Airbus announced today its structural assembly of the first A350 XWB aft fuselage destined for the first flying A350 XWB (MSN1) has been completed at its manufacturing site in Hamburg. The fuselage section will now undergo its secondary interior structural assembly and system installation before being delivered to the A350 XWB FAL in Toulouse.Airbus says it developed an innovative process for assembling this part of the A350 XWB fuselage which optimizes production efficiency and quality. The rear fuselage barrel is used as a guide and support for assembling the four aft fuselage panels (two lateral, one upper, one lower) and floor grid which together form the aft fuselage. This assembly method differs from other Airbus programs where the panels and floor grid are first assembled into a full barrel, to which the rear fuselage section is subsequently joined.
This part is 20m long and the new manufacturing process is apparently better-adapted to joining the full-barrel rear fuselage section with the large fuselage shells of the A350 XWB, and this provides optimum production efficiency and quality.

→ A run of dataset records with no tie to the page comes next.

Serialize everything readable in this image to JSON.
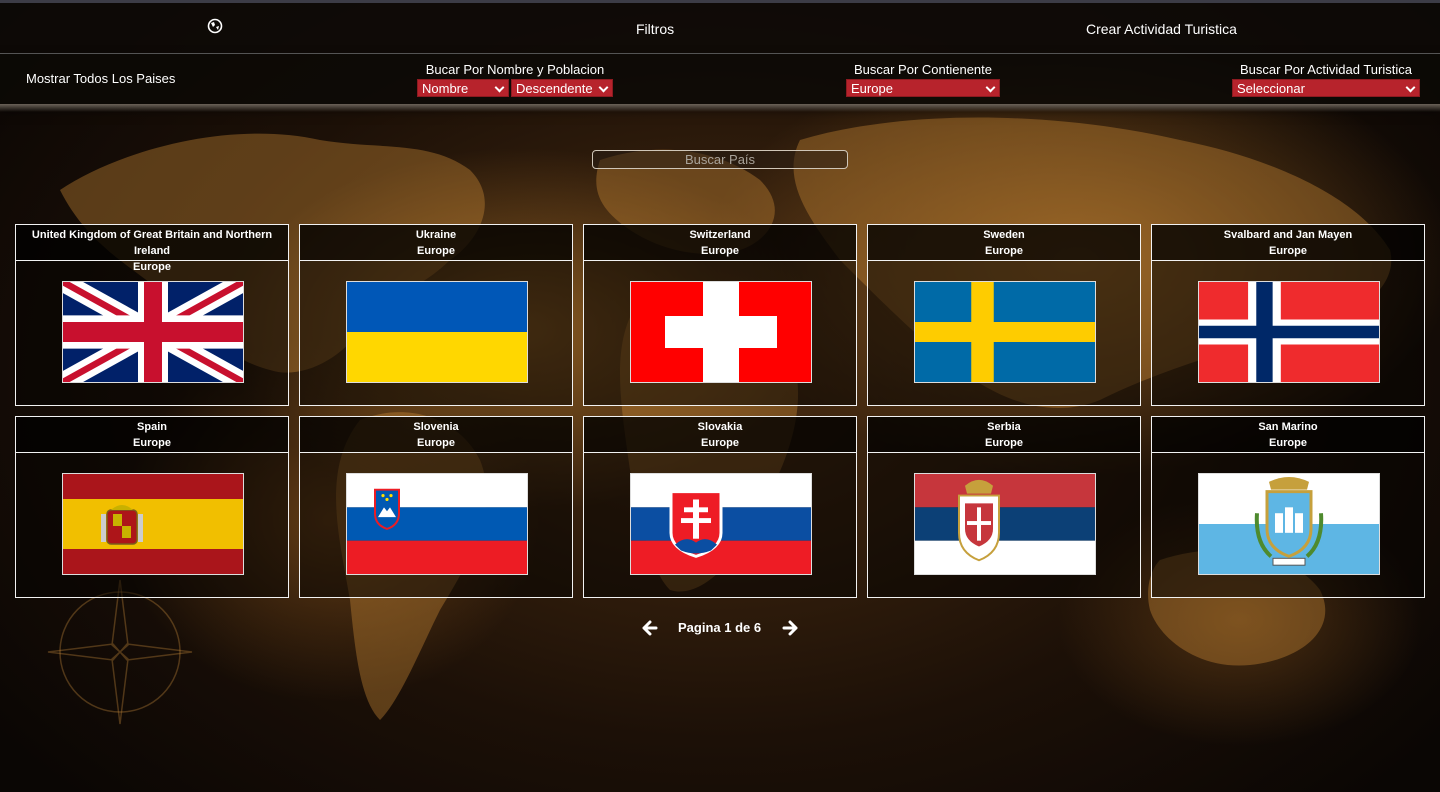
{
  "nav": {
    "filters_label": "Filtros",
    "create_activity_label": "Crear Actividad Turistica"
  },
  "filters": {
    "show_all_label": "Mostrar Todos Los Paises",
    "name_population": {
      "label": "Bucar Por Nombre y Poblacion",
      "sort_field": "Nombre",
      "sort_order": "Descendente"
    },
    "continent": {
      "label": "Buscar Por Contienente",
      "selected": "Europe"
    },
    "activity": {
      "label": "Buscar Por Actividad Turistica",
      "selected": "Seleccionar"
    }
  },
  "search": {
    "placeholder": "Buscar País"
  },
  "countries": [
    {
      "name": "United Kingdom of Great Britain and Northern Ireland",
      "continent": "Europe",
      "flag": "gb"
    },
    {
      "name": "Ukraine",
      "continent": "Europe",
      "flag": "ua"
    },
    {
      "name": "Switzerland",
      "continent": "Europe",
      "flag": "ch"
    },
    {
      "name": "Sweden",
      "continent": "Europe",
      "flag": "se"
    },
    {
      "name": "Svalbard and Jan Mayen",
      "continent": "Europe",
      "flag": "sj"
    },
    {
      "name": "Spain",
      "continent": "Europe",
      "flag": "es"
    },
    {
      "name": "Slovenia",
      "continent": "Europe",
      "flag": "si"
    },
    {
      "name": "Slovakia",
      "continent": "Europe",
      "flag": "sk"
    },
    {
      "name": "Serbia",
      "continent": "Europe",
      "flag": "rs"
    },
    {
      "name": "San Marino",
      "continent": "Europe",
      "flag": "sm"
    }
  ],
  "pagination": {
    "text": "Pagina 1 de 6"
  },
  "colors": {
    "accent": "#b7232c",
    "card_border": "#f2f2f2"
  }
}
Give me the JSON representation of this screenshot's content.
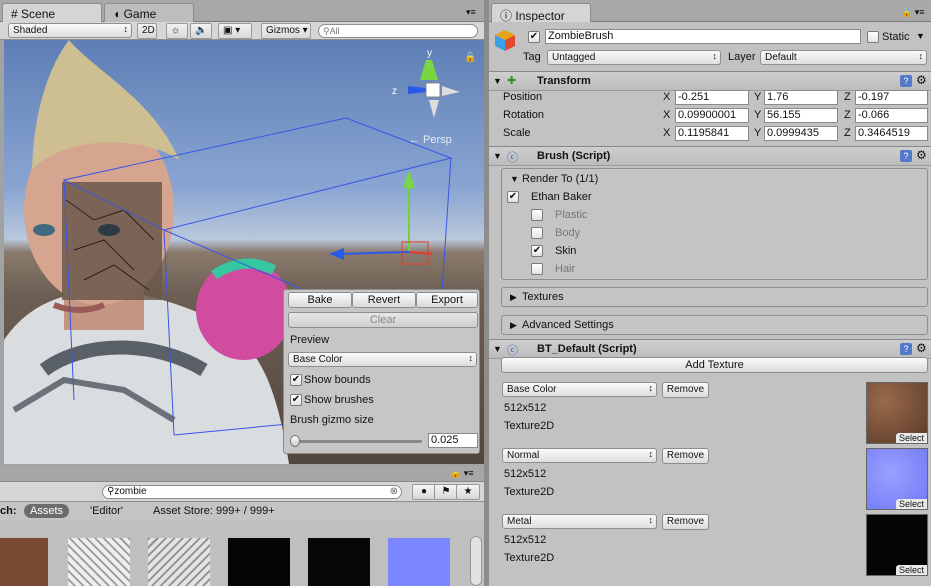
{
  "scene_window": {
    "tabs": [
      {
        "label": "Scene",
        "icon": "grid-icon"
      },
      {
        "label": "Game",
        "icon": "pacman-icon"
      }
    ],
    "toolbar": {
      "shading_mode": "Shaded",
      "mode_2d": "2D",
      "gizmos_label": "Gizmos",
      "search_placeholder": "All"
    },
    "persp_label": "← Persp",
    "brush_panel": {
      "bake_label": "Bake",
      "revert_label": "Revert",
      "export_label": "Export",
      "clear_label": "Clear",
      "preview_label": "Preview",
      "preview_mode": "Base Color",
      "show_bounds_label": "Show bounds",
      "show_bounds": true,
      "show_brushes_label": "Show brushes",
      "show_brushes": true,
      "gizmo_size_label": "Brush gizmo size",
      "gizmo_size_value": "0.025"
    },
    "project_window": {
      "search_value": "zombie",
      "search_prefix": "ch:",
      "filters": [
        "Assets",
        "'Editor'",
        "Asset Store: 999+ / 999+"
      ],
      "asset_colors": [
        "#7a4a32",
        "#cfcfcf",
        "#c6c6c6",
        "#050505",
        "#070707",
        "#7b86ff"
      ]
    }
  },
  "inspector": {
    "tab_label": "Inspector",
    "object_name": "ZombieBrush",
    "static_label": "Static",
    "active": true,
    "tag_label": "Tag",
    "tag_value": "Untagged",
    "layer_label": "Layer",
    "layer_value": "Default",
    "transform": {
      "title": "Transform",
      "rows": [
        {
          "label": "Position",
          "x": "-0.251",
          "y": "1.76",
          "z": "-0.197"
        },
        {
          "label": "Rotation",
          "x": "0.09900001",
          "y": "56.155",
          "z": "-0.066"
        },
        {
          "label": "Scale",
          "x": "0.1195841",
          "y": "0.0999435",
          "z": "0.3464519"
        }
      ],
      "axis_x": "X",
      "axis_y": "Y",
      "axis_z": "Z"
    },
    "brush_script": {
      "title": "Brush (Script)",
      "render_to_label": "Render To (1/1)",
      "owner": {
        "label": "Ethan Baker",
        "checked": true
      },
      "items": [
        {
          "label": "Plastic",
          "checked": false
        },
        {
          "label": "Body",
          "checked": false
        },
        {
          "label": "Skin",
          "checked": true
        },
        {
          "label": "Hair",
          "checked": false
        }
      ],
      "textures_label": "Textures",
      "advanced_label": "Advanced Settings"
    },
    "bt_default": {
      "title": "BT_Default (Script)",
      "add_texture_label": "Add Texture",
      "remove_label": "Remove",
      "select_label": "Select",
      "textures": [
        {
          "channel": "Base Color",
          "size": "512x512",
          "type": "Texture2D",
          "color": "#6e4630"
        },
        {
          "channel": "Normal",
          "size": "512x512",
          "type": "Texture2D",
          "color": "#7f86ff"
        },
        {
          "channel": "Metal",
          "size": "512x512",
          "type": "Texture2D",
          "color": "#050505"
        }
      ]
    }
  }
}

We note with great interest how Airbus provides program information. Rather than the method used by Boeing on the 787 for a while, with regular conference calls every 90 days, Airbus sends out a picture and words to describe what one is seeing. Boeing canceled the calls as the 787 program ran into repeated delays. Doing these calls must have been agony for the 787 team. The analysts’ questions were forthright and touched every nerve.
By providing information in this measured and controlled way, Airbus sends a signal that it is making progress, without the ability for analysts to probe.
“We note with great interest how Airbus provides program information. Rather than the method used by Boeing on the 787 for a while, with regular conference calls every 90 days, Airbus sends out a picture and words to describe what one is seeing. Boeing canceled the calls as the 787 program ran into repeated delays. Doing these calls must have been agony for the 787 team. The analysts’ questions were forthright and touched every nerve.
By providing information in this measured and controlled way, Airbus sends a signal that it is making progress, without the ability for analysts to probe.”
I would expect Bombardier to do the same with the CSeries. It would be interesting to compare the progress that is made on the two programmes since they both are at about the same stage of fabrication.
Boeing aggravated an already extremely serious situation on the 787 by trying to hide the truth. In the end it caught up with them and hurt their image considerably more than if they had remained frank and open all along.